As if we had scripted it, the person next to me, an Asian, male layperson, spoke up to say he had a question about one aspect of their application, and then made an offer to send them some material that would enable them to strengthen it. He wanted their proposal to be supported. Next to him sat a Hispanic female layperson, who likewise was appreciative of the application and thanked them for it. Next in line was a Native American female layperson, who also complimented East Side Voices for what they hoped to accomplish. Lastly, was an African-American female layperson, who spoke in support of our Asian member’s idea to strengthen the application. She also mentioned that she lived on the East Side of Youngstown also. Sometime later, as the East Side Voices group was trying to follow up on our suggestion, our committee member, Gladys, said she would meet with them to continue to help them.
We have been blessed over the past few years to have twelve members on our SDOP Committee, this year composed of nine racial ethnic persons, three white persons, with nine of them being Presbyterian. One couple is Native American and one of our Hispanic members has lived in the United States for years, and is very involved in working with Hispanic immigrant workers in Northeast Ohio, where there are some 10,000 of them. Armando submitted, and received, received a grant from our committee several years ago, was asked to serve on the committee, and has been a valuable member ever since.

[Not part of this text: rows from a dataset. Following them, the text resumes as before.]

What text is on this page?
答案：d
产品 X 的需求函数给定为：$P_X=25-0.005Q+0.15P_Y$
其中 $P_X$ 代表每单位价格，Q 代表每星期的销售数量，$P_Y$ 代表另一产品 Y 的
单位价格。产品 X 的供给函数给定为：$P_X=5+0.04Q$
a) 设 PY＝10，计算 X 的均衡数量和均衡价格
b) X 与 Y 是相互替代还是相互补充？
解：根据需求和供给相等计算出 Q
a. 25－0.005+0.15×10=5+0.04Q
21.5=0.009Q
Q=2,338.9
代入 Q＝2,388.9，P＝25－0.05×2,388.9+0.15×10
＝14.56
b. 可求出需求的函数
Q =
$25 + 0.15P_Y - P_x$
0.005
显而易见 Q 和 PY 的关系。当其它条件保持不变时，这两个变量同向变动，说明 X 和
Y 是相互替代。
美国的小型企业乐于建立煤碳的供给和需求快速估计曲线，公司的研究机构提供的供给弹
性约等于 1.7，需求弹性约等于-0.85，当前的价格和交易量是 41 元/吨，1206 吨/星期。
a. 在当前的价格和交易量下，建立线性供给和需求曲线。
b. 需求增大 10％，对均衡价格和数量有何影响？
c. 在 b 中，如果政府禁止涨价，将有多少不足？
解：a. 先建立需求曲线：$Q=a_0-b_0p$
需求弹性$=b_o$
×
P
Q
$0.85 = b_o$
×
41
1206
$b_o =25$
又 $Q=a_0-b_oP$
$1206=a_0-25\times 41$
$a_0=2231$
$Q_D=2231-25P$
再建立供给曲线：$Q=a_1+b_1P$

There has not been anything magic about the numbers of racial ethnic members we have. It is helpful that I, as chairperson, have been involved for more than 50 years in social justice and peacemaking efforts and that means I have always sought ought to be in the midst of the struggles of persons from other cultures. And though we have very few African-American members in the congregations of Eastminster Presbytery, with only one tiny African American congregation, we have been able to find such members from other sources. We live in a very diverse cultural area in the Presbytery, and thus one of our former Committee members, very involved in support ministry with Native Americans, was able to find the couple we now have from that culture.
I’ll never forget that evening when all five of the cultures on our committee spoke up to support a grant application that was coming before us.